More than 2 years after Apple launched the iPhone X with Face ID, Google has also gone all-in with face unlock on the Pixel 4 and Pixel 4 XL. Google uses similar hardware as Face ID for face unlock on Pixel 4 but on a technical level, it works slightly differently which makes it faster than Face ID. As it turns out though, there is a major security issue with face unlock on the Pixel 4.
Face unlock on the Pixel 4 and Pixel 4 XL will successfully unlock the device when you are sleeping or your eyes are closed. It will also work when you are dead. That does not really make the feature much secure than regular face unlock on Android smartphones that solely relies on the front camera. It also makes face unlock on the Pixel 4 series notably inferior to Face ID on the iPhone X/XS and iPhone 11 series.

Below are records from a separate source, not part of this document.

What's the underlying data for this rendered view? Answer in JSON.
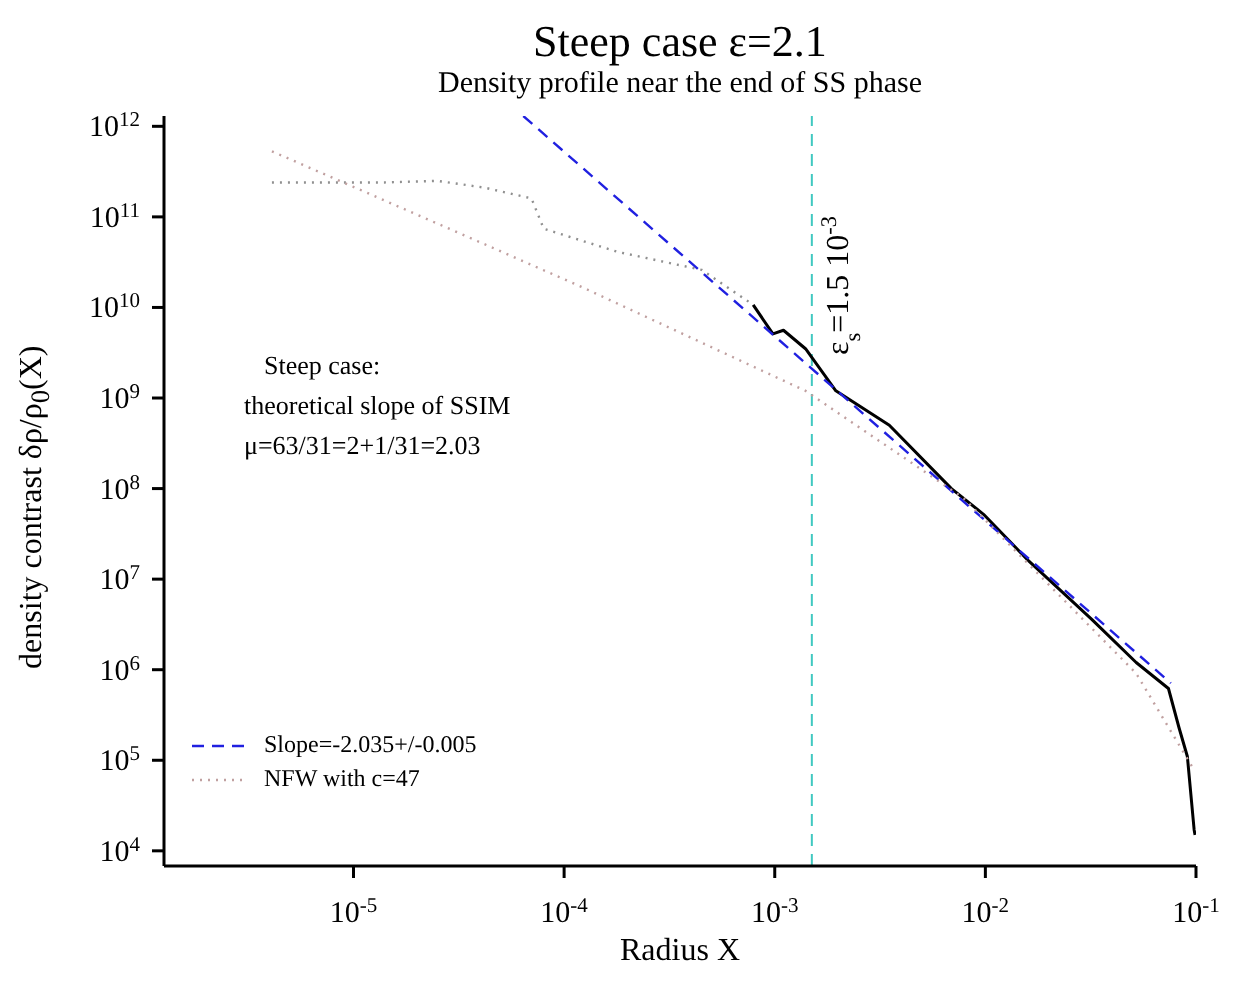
{
  "chart_data": {
    "type": "line",
    "title": "Steep case ε=2.1",
    "subtitle": "Density profile near the end of SS phase",
    "xlabel": "Radius X",
    "ylabel": "density contrast δρ/ρ$_{0}$(X)",
    "annotations": [
      "Steep case:",
      "theoretical slope of SSIM",
      "μ=63/31=2+1/31=2.03"
    ],
    "log": "xy",
    "legend": "bottom left",
    "marker": "none",
    "xlim": [
      1.26e-06,
      0.1
    ],
    "ylim": [
      6800,
      1300000000000.0
    ],
    "xticks": [
      {
        "value": 1e-05,
        "label": "10$^{-5}$"
      },
      {
        "value": 0.0001,
        "label": "10$^{-4}$"
      },
      {
        "value": 0.001,
        "label": "10$^{-3}$"
      },
      {
        "value": 0.01,
        "label": "10$^{-2}$"
      },
      {
        "value": 0.1,
        "label": "10$^{-1}$"
      }
    ],
    "yticks": [
      {
        "value": 10000.0,
        "label": "10$^{4}$"
      },
      {
        "value": 100000.0,
        "label": "10$^{5}$"
      },
      {
        "value": 1000000.0,
        "label": "10$^{6}$"
      },
      {
        "value": 10000000.0,
        "label": "10$^{7}$"
      },
      {
        "value": 100000000.0,
        "label": "10$^{8}$"
      },
      {
        "value": 1000000000.0,
        "label": "10$^{9}$"
      },
      {
        "value": 10000000000.0,
        "label": "10$^{10}$"
      },
      {
        "value": 100000000000.0,
        "label": "10$^{11}$"
      },
      {
        "value": 1000000000000.0,
        "label": "10$^{12}$"
      }
    ],
    "ref_lines": [
      {
        "axis": "x",
        "value": 0.0015,
        "label": "ε$_{s}$=1.5 10$^{-3}$",
        "color": "#40c8c0",
        "line_style": "dashed"
      }
    ],
    "series": [
      {
        "color": "#909090",
        "line_style": "dotted",
        "x": [
          4.1e-06,
          1.4e-05,
          2.5e-05,
          4.2e-05,
          7e-05,
          8e-05,
          0.00018,
          0.00045,
          0.00079
        ],
        "values": [
          240000000000.0,
          240000000000.0,
          250000000000.0,
          210000000000.0,
          160000000000.0,
          74000000000.0,
          41000000000.0,
          26000000000.0,
          10700000000.0
        ]
      },
      {
        "color": "#000000",
        "line_style": "solid",
        "x": [
          0.00079,
          0.00098,
          0.0011,
          0.0014,
          0.00195,
          0.0035,
          0.0069,
          0.0098,
          0.016,
          0.032,
          0.052,
          0.074,
          0.083,
          0.091,
          0.098,
          0.099
        ],
        "values": [
          10700000000.0,
          5100000000.0,
          5600000000.0,
          3500000000.0,
          1200000000.0,
          500000000.0,
          100000000.0,
          52000000.0,
          16000000.0,
          3600000.0,
          1200000.0,
          620000.0,
          230000.0,
          110000.0,
          17000.0,
          15000.0
        ]
      },
      {
        "name": "Slope=-2.035+/-0.005",
        "color": "#2020e0",
        "line_style": "dashed",
        "x": [
          6.4e-05,
          0.076
        ],
        "values": [
          1300000000000.0,
          710000.0
        ]
      },
      {
        "name": "NFW with c=47",
        "color": "#c0a0a0",
        "line_style": "dotted",
        "x": [
          4.1e-06,
          3.5e-05,
          0.00012,
          0.0014,
          0.0079,
          0.052,
          0.098
        ],
        "values": [
          530000000000.0,
          60000000000.0,
          17000000000.0,
          1200000000.0,
          78000000.0,
          910000.0,
          78000.0
        ]
      }
    ]
  }
}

— Chris Fox (@thisisFoxx) October 15, 2019
Face ID requires that a user’s eyes are open before it will unlock the device. In fact, by default Face ID also requires that you are looking at the display to unlock your device. Apple does offer an option to toggle this feature off to improve the unlock times but even then, it requires that the user’s eyes are open.
Currently, there is no option on the Pixel 4 that requires the user’s eyes to be open during face unlock. Surprisingly, this feature was present in the internal builds of Android 10 running on the phone that had leaked in the wild before its announcement.
The Pixel 4 series only offers face unlock as a biometric authentication method. Apart from unlocking the phone, face unlock is also used for authorizing Google Pay transactions meaning this security lapse can have major implications. Google will likely improve the security of its face unlocking mechanism and add an option that requires the user’s eyes to be open with a future software update for the Pixel 4 series.
Incidentally, a major security vulnerability with the Samsung Galaxy S10’s in-display fingerprint scanner was also reported less than 24 hours ago. It is funny to see Android OEMs struggle to implement biometric authentication on their devices properly even after so many years while Apple nailed it the very first time around.